Murayama, 52, had hit upon the idea of sending the books to Higashimatsushima several days before Gomi told her that he was looking for somebody to take the books off his hands prior to moving to a new house.

Coincidentally, Gomi was also thinking that his books should be offered to a disaster-hit area once the situation stabilized and local people felt the need for them.

“A very good marriage was done,” said Gomi, who has written more than 400 books, including “Where’s the Fish?” and “Everyone Poops,” over a career that has spanned 40 years.

More than 1,000 residents died in Higashimatsushima and around 74 percent of all of the houses in the city, perched next to the Pacific Ocean, were destroyed or badly damaged by the earthquake and tsunami.

“With 65 percent of the residential areas of our city flooded by water from the tsunami, two out of the five library branches were damaged. A lot of books lent to citizens were also unaccounted for,” said Yoshitaka Kato, a deputy librarian of the Higashimatsushima Public Library.

“That means around 13,000 books, which was equal to 10 percent of all the possessions of our library, disappeared,” Kato, 43, added.

Ota Ward launched its Higashimatsushima support program the month after the disaster struck, when volunteers traveled to the area to help remove mud and do other jobs.

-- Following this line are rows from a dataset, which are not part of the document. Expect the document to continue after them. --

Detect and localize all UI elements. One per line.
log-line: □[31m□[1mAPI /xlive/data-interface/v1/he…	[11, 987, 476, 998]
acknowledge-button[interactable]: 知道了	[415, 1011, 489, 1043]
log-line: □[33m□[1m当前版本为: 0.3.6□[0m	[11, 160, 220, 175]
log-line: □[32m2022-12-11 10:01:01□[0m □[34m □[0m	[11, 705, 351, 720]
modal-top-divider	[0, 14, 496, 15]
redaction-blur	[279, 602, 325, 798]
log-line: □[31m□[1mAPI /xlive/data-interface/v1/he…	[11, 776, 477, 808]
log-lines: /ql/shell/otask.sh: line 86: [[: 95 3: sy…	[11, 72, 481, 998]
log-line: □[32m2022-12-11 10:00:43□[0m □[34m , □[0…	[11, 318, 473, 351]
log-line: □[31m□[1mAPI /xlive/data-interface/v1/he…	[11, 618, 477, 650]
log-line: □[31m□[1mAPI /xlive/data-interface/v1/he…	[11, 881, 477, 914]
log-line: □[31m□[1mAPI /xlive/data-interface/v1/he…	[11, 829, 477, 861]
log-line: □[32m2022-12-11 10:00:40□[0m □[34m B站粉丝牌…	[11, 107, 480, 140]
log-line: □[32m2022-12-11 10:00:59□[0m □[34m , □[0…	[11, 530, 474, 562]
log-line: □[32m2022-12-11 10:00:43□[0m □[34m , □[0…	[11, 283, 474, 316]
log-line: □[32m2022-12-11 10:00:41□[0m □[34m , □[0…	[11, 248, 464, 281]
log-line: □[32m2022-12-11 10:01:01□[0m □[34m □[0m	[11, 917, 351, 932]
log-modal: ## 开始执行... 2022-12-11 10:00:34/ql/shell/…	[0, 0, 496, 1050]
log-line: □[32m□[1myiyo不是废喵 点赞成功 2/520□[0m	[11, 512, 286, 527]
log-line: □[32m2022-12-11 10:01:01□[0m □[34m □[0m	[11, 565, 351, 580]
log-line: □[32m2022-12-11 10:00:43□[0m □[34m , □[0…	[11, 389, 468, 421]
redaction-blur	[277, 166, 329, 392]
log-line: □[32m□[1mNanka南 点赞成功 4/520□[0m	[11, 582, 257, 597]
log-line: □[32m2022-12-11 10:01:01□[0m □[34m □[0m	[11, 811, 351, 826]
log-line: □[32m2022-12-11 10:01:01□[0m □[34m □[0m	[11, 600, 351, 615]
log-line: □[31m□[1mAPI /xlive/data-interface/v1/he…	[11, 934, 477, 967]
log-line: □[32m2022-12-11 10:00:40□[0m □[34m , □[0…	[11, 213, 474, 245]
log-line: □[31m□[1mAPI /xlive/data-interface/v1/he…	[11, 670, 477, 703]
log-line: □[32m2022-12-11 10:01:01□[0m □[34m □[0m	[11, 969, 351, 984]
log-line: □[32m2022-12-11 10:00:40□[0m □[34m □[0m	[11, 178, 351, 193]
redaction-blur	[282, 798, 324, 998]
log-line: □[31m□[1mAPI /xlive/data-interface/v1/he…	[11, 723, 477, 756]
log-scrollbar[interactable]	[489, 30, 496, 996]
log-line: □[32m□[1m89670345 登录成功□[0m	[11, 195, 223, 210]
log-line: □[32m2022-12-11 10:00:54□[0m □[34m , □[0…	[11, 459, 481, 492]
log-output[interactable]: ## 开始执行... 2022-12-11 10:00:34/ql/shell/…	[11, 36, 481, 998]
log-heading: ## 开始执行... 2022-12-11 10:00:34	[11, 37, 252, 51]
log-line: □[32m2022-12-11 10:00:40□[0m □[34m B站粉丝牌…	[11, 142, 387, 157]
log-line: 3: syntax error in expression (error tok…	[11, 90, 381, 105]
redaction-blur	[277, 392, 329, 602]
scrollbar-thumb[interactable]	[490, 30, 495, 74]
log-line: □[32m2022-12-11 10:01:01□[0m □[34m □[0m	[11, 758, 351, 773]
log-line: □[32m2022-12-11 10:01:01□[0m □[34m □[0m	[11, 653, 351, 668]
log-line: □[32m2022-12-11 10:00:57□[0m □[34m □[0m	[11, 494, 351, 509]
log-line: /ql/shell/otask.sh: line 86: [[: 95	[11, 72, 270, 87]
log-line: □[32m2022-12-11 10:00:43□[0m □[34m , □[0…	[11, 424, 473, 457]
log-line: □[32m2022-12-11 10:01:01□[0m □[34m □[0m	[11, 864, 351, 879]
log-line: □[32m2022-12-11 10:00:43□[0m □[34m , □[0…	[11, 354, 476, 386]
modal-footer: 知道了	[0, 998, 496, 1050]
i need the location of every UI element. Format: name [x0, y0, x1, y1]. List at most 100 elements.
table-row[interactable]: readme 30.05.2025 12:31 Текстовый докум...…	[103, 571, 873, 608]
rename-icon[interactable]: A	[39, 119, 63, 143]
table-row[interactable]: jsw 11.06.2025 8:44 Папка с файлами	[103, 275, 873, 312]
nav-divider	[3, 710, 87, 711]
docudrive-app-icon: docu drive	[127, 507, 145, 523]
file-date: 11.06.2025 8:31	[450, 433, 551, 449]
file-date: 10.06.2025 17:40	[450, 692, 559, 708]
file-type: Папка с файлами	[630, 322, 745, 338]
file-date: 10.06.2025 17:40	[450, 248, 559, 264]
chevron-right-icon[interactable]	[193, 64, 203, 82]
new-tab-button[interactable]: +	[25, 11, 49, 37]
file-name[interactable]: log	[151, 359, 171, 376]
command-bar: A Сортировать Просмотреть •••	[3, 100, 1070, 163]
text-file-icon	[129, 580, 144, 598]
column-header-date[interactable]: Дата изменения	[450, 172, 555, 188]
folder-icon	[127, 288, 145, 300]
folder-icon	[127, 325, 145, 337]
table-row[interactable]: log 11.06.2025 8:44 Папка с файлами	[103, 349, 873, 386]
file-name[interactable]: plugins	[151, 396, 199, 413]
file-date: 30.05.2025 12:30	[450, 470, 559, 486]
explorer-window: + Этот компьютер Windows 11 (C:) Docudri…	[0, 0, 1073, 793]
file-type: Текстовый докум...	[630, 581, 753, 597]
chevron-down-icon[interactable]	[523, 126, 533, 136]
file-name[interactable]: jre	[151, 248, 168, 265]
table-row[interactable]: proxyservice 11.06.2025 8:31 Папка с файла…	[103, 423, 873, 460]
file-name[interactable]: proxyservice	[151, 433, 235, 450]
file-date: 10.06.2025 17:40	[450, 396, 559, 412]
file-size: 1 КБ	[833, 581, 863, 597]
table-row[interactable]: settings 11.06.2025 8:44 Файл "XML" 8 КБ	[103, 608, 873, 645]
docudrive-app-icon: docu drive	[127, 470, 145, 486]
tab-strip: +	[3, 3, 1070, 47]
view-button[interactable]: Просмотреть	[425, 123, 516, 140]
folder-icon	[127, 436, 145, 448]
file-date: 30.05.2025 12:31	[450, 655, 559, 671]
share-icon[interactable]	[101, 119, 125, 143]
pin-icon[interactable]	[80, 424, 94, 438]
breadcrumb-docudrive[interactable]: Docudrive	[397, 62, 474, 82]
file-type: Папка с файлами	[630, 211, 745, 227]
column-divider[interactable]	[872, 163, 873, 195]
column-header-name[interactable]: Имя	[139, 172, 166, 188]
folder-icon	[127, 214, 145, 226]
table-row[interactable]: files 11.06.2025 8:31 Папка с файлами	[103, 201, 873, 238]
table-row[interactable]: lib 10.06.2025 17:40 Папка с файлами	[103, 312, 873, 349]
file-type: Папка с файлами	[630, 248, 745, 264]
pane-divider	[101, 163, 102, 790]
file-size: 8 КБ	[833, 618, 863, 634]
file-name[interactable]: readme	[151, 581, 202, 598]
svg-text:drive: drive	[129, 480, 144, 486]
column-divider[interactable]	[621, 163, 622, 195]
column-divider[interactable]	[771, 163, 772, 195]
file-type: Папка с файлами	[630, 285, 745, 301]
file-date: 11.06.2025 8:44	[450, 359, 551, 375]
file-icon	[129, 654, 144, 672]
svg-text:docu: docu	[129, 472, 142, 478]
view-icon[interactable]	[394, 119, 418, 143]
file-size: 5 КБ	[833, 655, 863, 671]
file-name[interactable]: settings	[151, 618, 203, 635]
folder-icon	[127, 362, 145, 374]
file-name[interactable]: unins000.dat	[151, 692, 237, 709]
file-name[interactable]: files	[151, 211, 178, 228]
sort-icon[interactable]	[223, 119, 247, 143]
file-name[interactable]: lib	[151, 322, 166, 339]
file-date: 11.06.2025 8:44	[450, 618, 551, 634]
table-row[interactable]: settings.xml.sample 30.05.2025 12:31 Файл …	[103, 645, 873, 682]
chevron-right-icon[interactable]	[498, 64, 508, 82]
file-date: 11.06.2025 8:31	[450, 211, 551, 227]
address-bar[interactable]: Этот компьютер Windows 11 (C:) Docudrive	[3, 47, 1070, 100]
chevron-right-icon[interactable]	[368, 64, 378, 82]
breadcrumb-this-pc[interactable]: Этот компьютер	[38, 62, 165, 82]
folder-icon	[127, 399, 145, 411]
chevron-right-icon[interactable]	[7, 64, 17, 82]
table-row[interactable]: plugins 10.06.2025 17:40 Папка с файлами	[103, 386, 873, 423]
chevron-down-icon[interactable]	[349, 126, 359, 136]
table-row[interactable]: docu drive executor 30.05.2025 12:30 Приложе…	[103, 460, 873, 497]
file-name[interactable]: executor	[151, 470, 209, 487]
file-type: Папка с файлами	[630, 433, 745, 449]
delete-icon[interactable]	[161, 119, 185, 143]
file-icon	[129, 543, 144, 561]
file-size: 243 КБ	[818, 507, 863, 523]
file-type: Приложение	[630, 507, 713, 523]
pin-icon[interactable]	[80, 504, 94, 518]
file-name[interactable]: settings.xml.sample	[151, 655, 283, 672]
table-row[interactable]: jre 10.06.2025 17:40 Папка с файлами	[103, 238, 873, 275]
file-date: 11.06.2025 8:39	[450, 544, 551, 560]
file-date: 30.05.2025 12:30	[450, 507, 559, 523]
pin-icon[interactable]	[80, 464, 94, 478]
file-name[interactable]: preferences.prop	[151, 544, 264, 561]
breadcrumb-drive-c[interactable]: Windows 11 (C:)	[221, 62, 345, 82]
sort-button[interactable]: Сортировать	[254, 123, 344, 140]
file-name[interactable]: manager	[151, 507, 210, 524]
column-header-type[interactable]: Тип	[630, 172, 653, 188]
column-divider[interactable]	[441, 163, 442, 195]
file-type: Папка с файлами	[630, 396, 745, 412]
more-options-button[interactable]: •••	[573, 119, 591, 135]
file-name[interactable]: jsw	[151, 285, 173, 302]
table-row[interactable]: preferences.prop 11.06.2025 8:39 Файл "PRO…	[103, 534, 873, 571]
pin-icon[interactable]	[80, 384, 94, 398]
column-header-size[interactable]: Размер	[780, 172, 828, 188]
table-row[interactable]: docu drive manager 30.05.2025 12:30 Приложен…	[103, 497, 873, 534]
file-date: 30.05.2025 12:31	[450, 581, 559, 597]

About two years later, Murayama, who works for a library in Ota Ward, had a chance to present books to the city, but she knew she could not do it by herself.

In response to a request from Murayama, Ota Ward provided a room to temporarily store a total of 3,000 donated books and solicited volunteers to sort them.

“Sorting the books was tough, but making lists was even tougher as we really didn’t know how many kinds of books were included,” said Murayama. She instructed the volunteers to make lists of the books provided so that people in Higashimatsushima could easily select what they needed.

As Gomi’s books have been translated into more than 10 languages and published in more than 20 countries, books in various languages, including French, Tamil and Sinhalese, were listed.

A wider range of people, including high school students and evacuees who had moved to Tokyo after being forced to leave Fukushima Prefecture because of the nuclear crisis, joined the volunteers from April through September last year.

“What I kept in my mind was to send books that were in good condition,” said Murayama.

As a result, books in English were selected to be sent to Higashimatsushima, where they could be used in the library and in schools, while Ota City Library gave a home to the others, including those written in languages other than English.

“I am pleased we could contribute to the people in Higashimatsushima even a little by sending very attractive books with brilliant colors,” Murayama said.

Higashimatsushima librarians are distributing the books, which reached the city in September, to library branches, schools and meeting places, and are establishing a special section for Gomi’s books in the libraries.

“It is obvious that children are pleased to read the books given by the famous author that their mothers are familiar with,” said deputy librarian Kato.

“I hope warmth will be nurtured in children if their fathers and mothers read to them books given as warm support,” he added.